Fuji-2:scratch ortner$ j -O3 calculus_test.jl
     f:   17.797 ns (0 allocations: 0 bytes)
    f':   42.823 ns (0 allocations: 0 bytes)
FwDiff:   21.431 ns (0 allocations: 0 bytes)
Calculus.differentiate expression:
dfex = :(0 * (exp(-2 * 3.456 * (r / 1.012 - 1.0)) - 2.0 * exp(-3.456 * (r / 1.012 - 1.0))) + 1.234 * ((0 * 3.456 * (r / 1.012 - 1.0) + -2 * 0 * (r / 1.012 - 1.0) + -2 * 3.456 * (1 / 1.012)) * exp(-2 * 3.456 * (r / 1.012 - 1.0)) - (0 * exp(-3.456 * (r / 1.012 - 1.0)) + 2.0 * ((0 * (r / 1.012 - 1.0) + -3.456 * (1 / 1.012)) * exp(-3.456 * (r / 1.012 - 1.0))))))

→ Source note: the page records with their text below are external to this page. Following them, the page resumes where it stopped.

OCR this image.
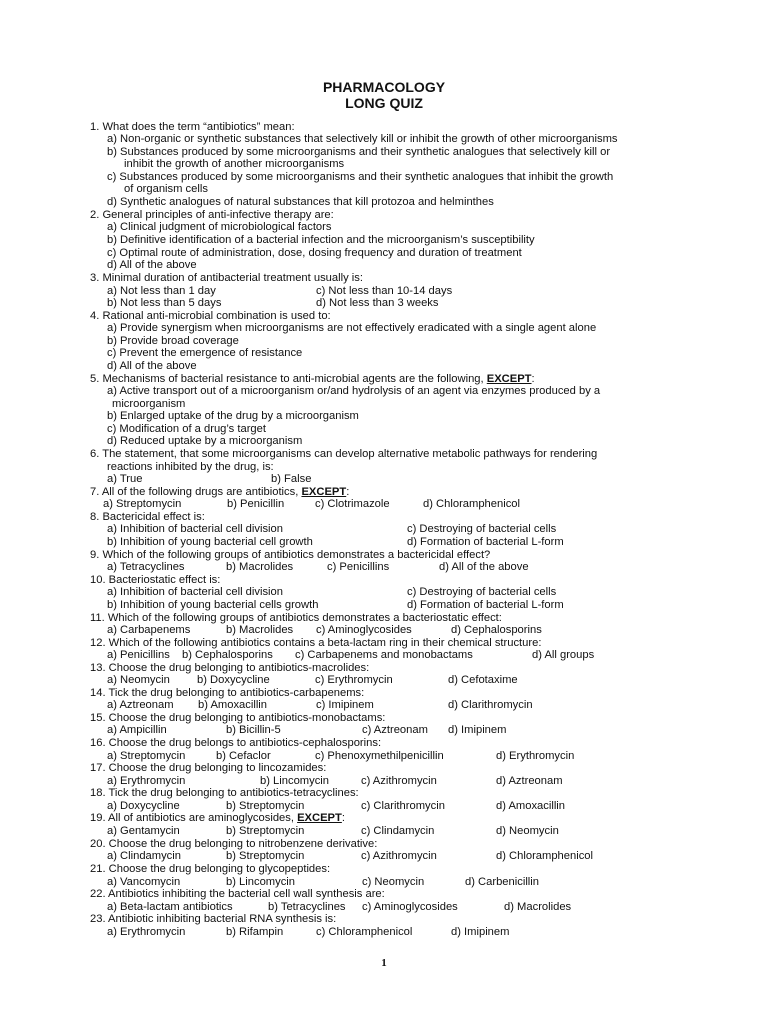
PHARMACOLOGY
LONG QUIZ
1. What does the term “antibiotics” mean:
a) Non-organic or synthetic substances that selectively kill or inhibit the growth of other microorganisms
b) Substances produced by some microorganisms and their synthetic analogues that selectively kill or
inhibit the growth of another microorganisms
c) Substances produced by some microorganisms and their synthetic analogues that inhibit the growth
of organism cells
d) Synthetic analogues of natural substances that kill protozoa and helminthes
2. General principles of anti-infective therapy are:
a) Clinical judgment of microbiological factors
b) Definitive identification of a bacterial infection and the microorganism’s susceptibility
c) Optimal route of administration, dose, dosing frequency and duration of treatment
d) All of the above
3. Minimal duration of antibacterial treatment usually is:
a) Not less than 1 day	c) Not less than 10-14 days
b) Not less than 5 days	d) Not less than 3 weeks
4. Rational anti-microbial combination is used to:
a) Provide synergism when microorganisms are not effectively eradicated with a single agent alone
b) Provide broad coverage
c) Prevent the emergence of resistance
d) All of the above
5. Mechanisms of bacterial resistance to anti-microbial agents are the following, EXCEPT:
a) Active transport out of a microorganism or/and hydrolysis of an agent via enzymes produced by a
microorganism
b) Enlarged uptake of the drug by a microorganism
c) Modification of a drug’s target
d) Reduced uptake by a microorganism
6. The statement, that some microorganisms can develop alternative metabolic pathways for rendering
reactions inhibited by the drug, is:
a) True	b) False
7. All of the following drugs are antibiotics, EXCEPT:
a) Streptomycin	b) Penicillin	c) Clotrimazole	d) Chloramphenicol
8. Bactericidal effect is:
a) Inhibition of bacterial cell division	c) Destroying of bacterial cells
b) Inhibition of young bacterial cell growth	d) Formation of bacterial L-form
9. Which of the following groups of antibiotics demonstrates a bactericidal effect?
a) Tetracyclines	b) Macrolides	c) Penicillins	d) All of the above
10. Bacteriostatic effect is:
a) Inhibition of bacterial cell division	c) Destroying of bacterial cells
b) Inhibition of young bacterial cells growth	d) Formation of bacterial L-form
11. Which of the following groups of antibiotics demonstrates a bacteriostatic effect:
a) Carbapenems	b) Macrolides c) Aminoglycosides	d) Cephalosporins
12. Which of the following antibiotics contains a beta-lactam ring in their chemical structure:
a) Penicillins b) Cephalosporins c) Carbapenems and monobactams	d) All groups
13. Choose the drug belonging to antibiotics-macrolides:
a) Neomycin b) Doxycycline	c) Erythromycin	d) Cefotaxime
14. Tick the drug belonging to antibiotics-carbapenems:
a) Aztreonam b) Amoxacillin	c) Imipinem	d) Clarithromycin
15. Choose the drug belonging to antibiotics-monobactams:
a) Ampicillin	b) Bicillin-5	c) Aztreonam d) Imipinem
16. Choose the drug belongs to antibiotics-cephalosporins:
a) Streptomycin	b) Cefaclor	c) Phenoxymethilpenicillin	d) Erythromycin
17. Choose the drug belonging to lincozamides:
a) Erythromycin	b) Lincomycin	c) Azithromycin	d) Aztreonam
18. Tick the drug belonging to antibiotics-tetracyclines:
a) Doxycycline	b) Streptomycin	c) Clarithromycin	d) Amoxacillin
19. All of antibiotics are aminoglycosides, EXCEPT:
a) Gentamycin	b) Streptomycin	c) Clindamycin	d) Neomycin
20. Choose the drug belonging to nitrobenzene derivative:
a) Clindamycin	b) Streptomycin	c) Azithromycin	d) Chloramphenicol
21. Choose the drug belonging to glycopeptides:
a) Vancomycin	b) Lincomycin	c) Neomycin	d) Carbenicillin
22. Antibiotics inhibiting the bacterial cell wall synthesis are:
a) Beta-lactam antibiotics	b) Tetracyclines c) Aminoglycosides	d) Macrolides
23. Antibiotic inhibiting bacterial RNA synthesis is:
a) Erythromycin	b) Rifampin	c) Chloramphenicol	d) Imipinem
1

Multiplying with zero might not get optimized away if it is possible for the other term to be NaN or Inf. If you enable fastmath these should get optimized away:

> df_fast = eval(:(@fastmath r -> $dfex ))
> #20 (generic function with 1 method)

> @code_llvm df_fast(x)
define double @"julia_#20_13198"(double) #0 {
top:
   %1 = fmul fast double %0, 0x401B51F5E1A4EECC
   %2 = fsub fast double 6.912000e+00, %1
   %3 = call double @julia_exp_13025(double %2)
   %4 = fmul fast double %0, 0x400B51F5E1A4EECC
   %5 = fsub fast double 3.456000e+00, %4
   %6 = call double @julia_exp_13025(double %5)
   %7 = call double @julia_exp_13025(double %2)
   %8 = call double @julia_exp_13025(double %5)
   %9 = call double @julia_exp_13025(double %5)
   %10 = fsub fast double %7, %9
   %11 = fmul fast double %10, 0xC020DB460B7A7FE2
  ret double %11
}

For best performance (assuming purity), we should also run CSE (common subexpression elimination) to fold all those calls to exp with the same argument (using CommonSubexpressions.jl/CommonSubexpressions.jl at master · rdeits/CommonSubexpressions.jl · GitHub),

> using CommonSubexpressions

> dfex_cse = CommonSubexpressions.cse(Calculus.differentiate(fex, :r));

> df_cse = eval(:(@fastmath r -> $dfex_cse ));

> @code_llvm df_cse(x)
define double @"julia_#28_13557"(double) #0 {
top:
   %1 = fmul fast double %0, 0x401B51F5E1A4EECC
   %2 = fsub fast double 6.912000e+00, %1
   %3 = call double @julia_exp_13025(double %2)
   %4 = fmul fast double %0, 0x400B51F5E1A4EECC
   %5 = fsub fast double 3.456000e+00, %4
   %6 = call double @julia_exp_13025(double %5)
   %7 = fsub fast double %3, %6
   %8 = fmul fast double %7, 0xC020DB460B7A7FE2
  ret double %8
}

Thank you for the useful suggestions, I’ll explore these right away.

Regarding @fastmath I was under the impression that this may cause numerical instability since it gives up IEEE?

Calculus.jl already tries to do these simplifications: Calculus.jl/symbolic.jl at 4da2f9b6d29d3c30bb761b9dcab9e6528492d231 · JuliaMath/Calculus.jl · GitHub. It just happens to fail on 0.7+ for some reason.